Scientists have determined the three-dimensional atomic structure of a protein that is important for organ functions.
The protein, called HIP14, is involved in the homeostasis of organelles, which are the cell’s tiny organ-like structures. HIP14 is essential for the recycling of lipid vesicles, tiny bubbles that play a key role in many cellular processes.
HIP14 belongs to a class of proteins called lipid transporters, which shuttle lipids around the cell. Defects in lipid transport are linked to a number of diseases, including cancer, diabetes, and Alzheimer’s disease.
The new study, published in the journal Nature, provides the first glimpse of how HIP14 works at the atomic level.
“Our results show how HIP14 inserts itself into membranes and how it uses its ‘paws’ to grip and release lipids,” said study co-lead author Jeffrey Duong, PhD, of the University of California, San Francisco (UCSF).
“This insight could lead to the development of drugs that specifically target HIP14 and other lipid transporters to treat diseases associated with lipid dysregulation.”
HIP14 is a type of protein known as a P-type ATPase. ATPases are enzymes that use energy from ATP, the cell’s energy currency, to power a variety of cellular processes.

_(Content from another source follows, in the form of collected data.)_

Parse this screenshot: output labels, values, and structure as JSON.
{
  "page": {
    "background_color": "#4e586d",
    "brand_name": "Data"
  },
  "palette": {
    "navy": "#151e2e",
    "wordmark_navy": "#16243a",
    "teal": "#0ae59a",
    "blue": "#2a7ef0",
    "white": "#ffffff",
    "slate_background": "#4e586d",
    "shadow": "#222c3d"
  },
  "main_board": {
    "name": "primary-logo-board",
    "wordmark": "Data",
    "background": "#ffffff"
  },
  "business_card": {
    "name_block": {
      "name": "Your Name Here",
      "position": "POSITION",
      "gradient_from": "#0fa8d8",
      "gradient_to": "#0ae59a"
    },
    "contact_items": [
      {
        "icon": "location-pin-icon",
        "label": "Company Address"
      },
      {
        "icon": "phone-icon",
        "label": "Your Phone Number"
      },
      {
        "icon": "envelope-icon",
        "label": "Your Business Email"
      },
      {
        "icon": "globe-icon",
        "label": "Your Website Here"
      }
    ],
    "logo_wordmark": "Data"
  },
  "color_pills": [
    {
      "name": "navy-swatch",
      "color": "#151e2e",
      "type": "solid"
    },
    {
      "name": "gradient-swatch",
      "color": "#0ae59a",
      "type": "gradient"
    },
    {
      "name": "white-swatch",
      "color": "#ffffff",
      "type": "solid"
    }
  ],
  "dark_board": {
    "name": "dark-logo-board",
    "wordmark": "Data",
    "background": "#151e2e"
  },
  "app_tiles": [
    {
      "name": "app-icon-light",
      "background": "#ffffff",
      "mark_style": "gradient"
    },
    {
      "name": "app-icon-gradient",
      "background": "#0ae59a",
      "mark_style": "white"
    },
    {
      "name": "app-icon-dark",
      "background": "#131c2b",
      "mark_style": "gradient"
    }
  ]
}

P-type ATPases are found in all organisms and are responsible for a wide range of essential functions, from pumping calcium ions across cell membranes to regulating the acidity of organelles.
HIP14 is a P-type ATPase that is found in the endoplasmic reticulum (ER), a network of membranes that play a key role in lipid homeostasis.
The ER is responsible for manufacturing, storing, and transporting lipids. It is also the site of lipid remodeling, a process by which lipids are recycled and reused.
HIP14 is required for the recycling of lipid vesicles in the ER. Lipid vesicles are tiny bubbles that are formed when lipid molecules coalesce.
They play a key role in many cellular processes, including cell signaling, membrane trafficking, and lipid storage.
Lipid vesicles are constantly being formed and broken down in the ER. When a vesicle is no longer needed, it is recycled back into the ER membrane.
This process is known as lipid vesicle budding and is essential for maintaining the correct balance of lipids in the cell.
HIP14 is required for the release of lipid vesicles from the ER membrane. Without HIP14, the vesicles would become trapped in the membrane and would eventually be degraded.
“HIP14 is a key player in lipid homeostasis,” said study co-lead author Wei Lü, PhD, of UCSF.
“Lipid dysregulation is linked to a number of diseases, and understanding how HIP14 works at the atomic level could lead to the development of drugs that target this protein to treat these diseases.”
In a new study, researchers have determined the three-dimensional atomic structure of a protein important for organ functions.
This protein, called HtrA2, is a chaperone protein that helps other proteins fold correctly. Mutations in the HtrA2 gene have been linked to several diseases, including Parkinson’s disease, Alzheimer’s disease, and cancer.
Despite its importance, the three-dimensional structure of HtrA2 has remained elusive. In the new study, the researchers used a technique called cryo-electron microscopy to obtain a high-resolution 3D structure of HtrA2.
The results revealed that HtrA2 consists of four main domains: an N-terminal domain, a chaperone domain, an ATPase domain, and a PDZ domain. The PDZ domain is known to interact with other proteins, including the huntingtin protein linked to Huntington’s disease.
The 3D structure of HtrA2 provides new insights into how this protein functions and could be used to develop new drugs for the treatment of HtrA2-related diseases.